Figure 3. The prognostic value of lncRNA-based risk model in two independent GEO validation groups.

(A–B) Kaplan–Meier analysis of predicting OS of GC patients based on the high risk and low risk subgroups in two independent validation groups (GSE62254 and GSE15459). (C–D) The scatter plot of five-lncRNA-based risk score distribution for patient survival status in two independent validation groups.(E–F) The time-dependent ROC analysis of the risk score for prediction the 4-year cutoff OS of the two independent validation groups. The area under the curve was calculated for ROC curve.

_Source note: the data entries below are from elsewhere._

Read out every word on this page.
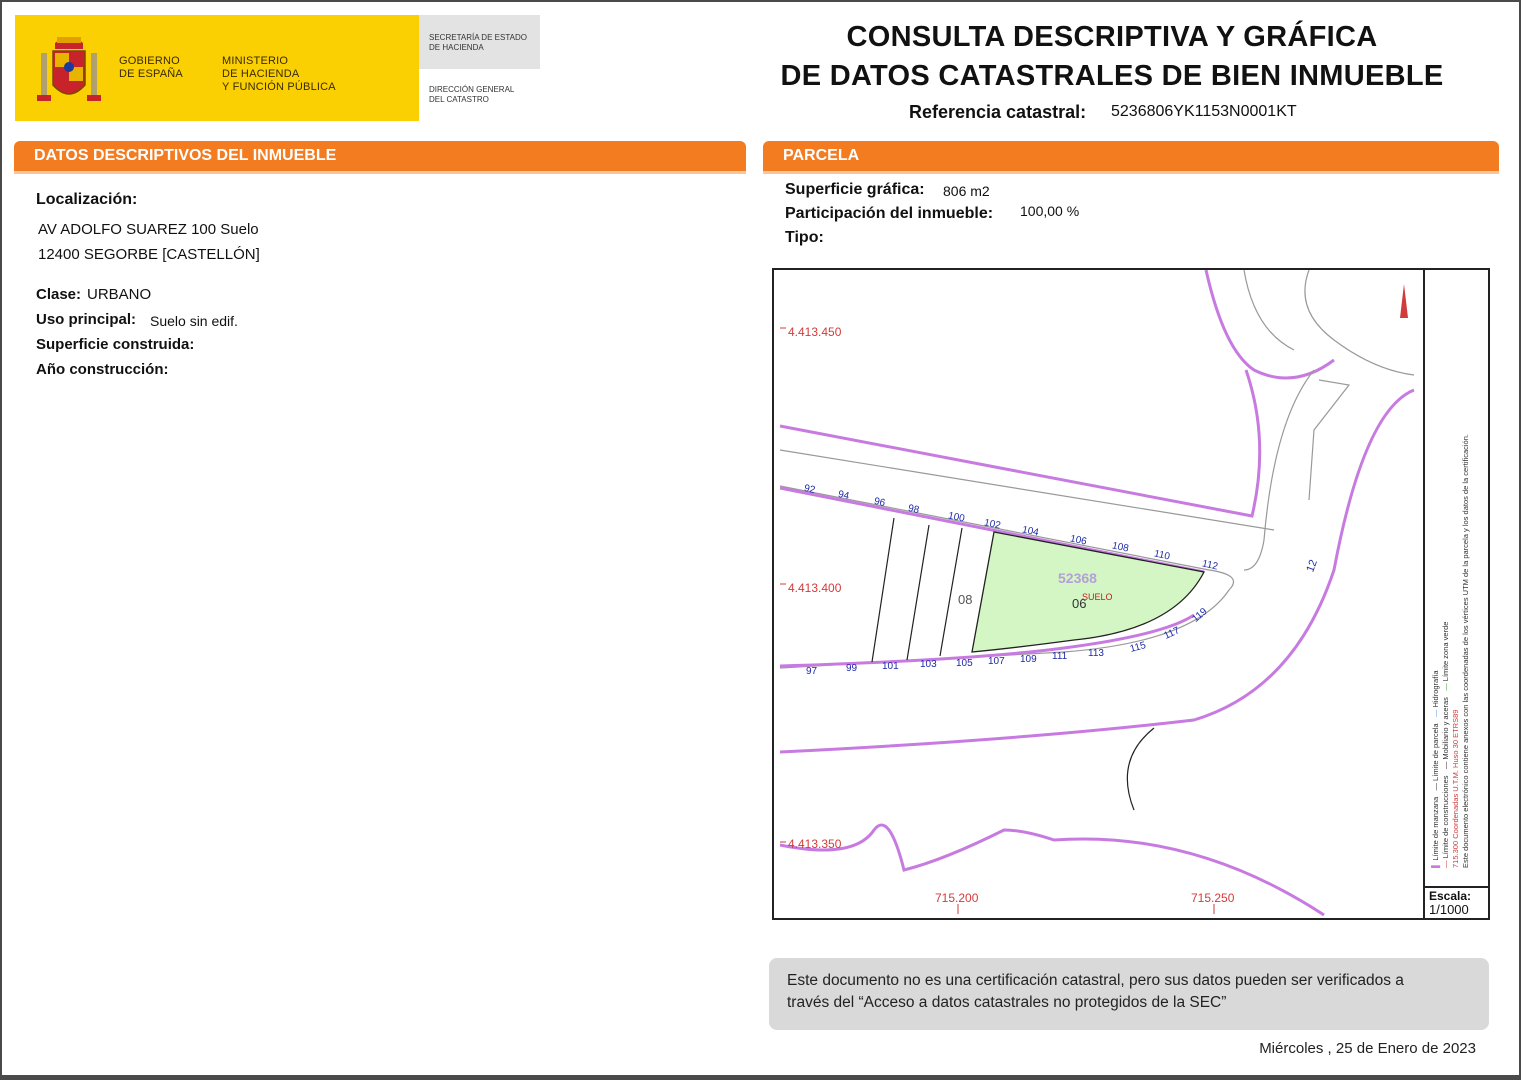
GOBIERNO
DE ESPAÑA
MINISTERIO
DE HACIENDA
Y FUNCIÓN PÚBLICA
SECRETARÍA DE ESTADO
DE HACIENDA
DIRECCIÓN GENERAL
DEL CATASTRO
CONSULTA DESCRIPTIVA Y GRÁFICA
DE DATOS CATASTRALES DE BIEN INMUEBLE
Referencia catastral: 5236806YK1153N0001KT
DATOS DESCRIPTIVOS DEL INMUEBLE
Localización:
AV ADOLFO SUAREZ 100 Suelo
12400 SEGORBE [CASTELLÓN]
Clase: URBANO
Uso principal: Suelo sin edif.
Superficie construida:
Año construcción:
PARCELA
Superficie gráfica: 806 m2
Participación del inmueble: 100,00 %
Tipo:
4.413.450
4.413.400
4.413.350
715.200	715.250
52368
06
SUELO
08
12
92 94
96
98
100 102 104
106 108
110
112
97	99 101 103 105 107 109 111 113 115
117
119
▌ Límite de manzana   — Límite de parcela   — Hidrografía
— Límite de construcciones   — Mobiliario y aceras   — Límite zona verde
715.300 Coordenadas U.T.M. Huso 30 ETRS89 Este documento electrónico contiene anexos con las coordenadas de los vértices UTM de la parcela y los datos de la certificación.
Escala:
1/1000
Este documento no es una certificación catastral, pero sus datos pueden ser verificados a
través del “Acceso a datos catastrales no protegidos de la SEC”
Miércoles , 25 de Enero de 2023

Figure 4. The prognostic value of lncRNA-based risk model in subgroups according to the TNM stage.

(A–D) Kaplan–Meier analysis of the OS of GC patients with stage I, II, III and IV, respectively.

Figure 5. Forest plot to evaluate prognostic value of lncRNA-based risk model in subgroups divided by clinical factors.

Figure 6. The prognostic value of a nomogram model combining five-lncRNA signature with the clinical factors.

(A) A nomogram model combining five-lncRNA signature with the clinical factors for predicting the 4-year OS of GC patients. (B) The nomogram calibration curve to evaluate the prediction of 4-year OS of GC patients. The C index of this model was also calculated.

Figure 7. Potential functions of the five lncRNAs.

(A) The Pearson correlation coefficient between 19,605 protein-coding genes and five lncRNAs in TCGA dataset. (B) The functional enrichment bubble map of pathways by KEGG pathway analysis. Bubble size represents the number of gene enriched in the pathway.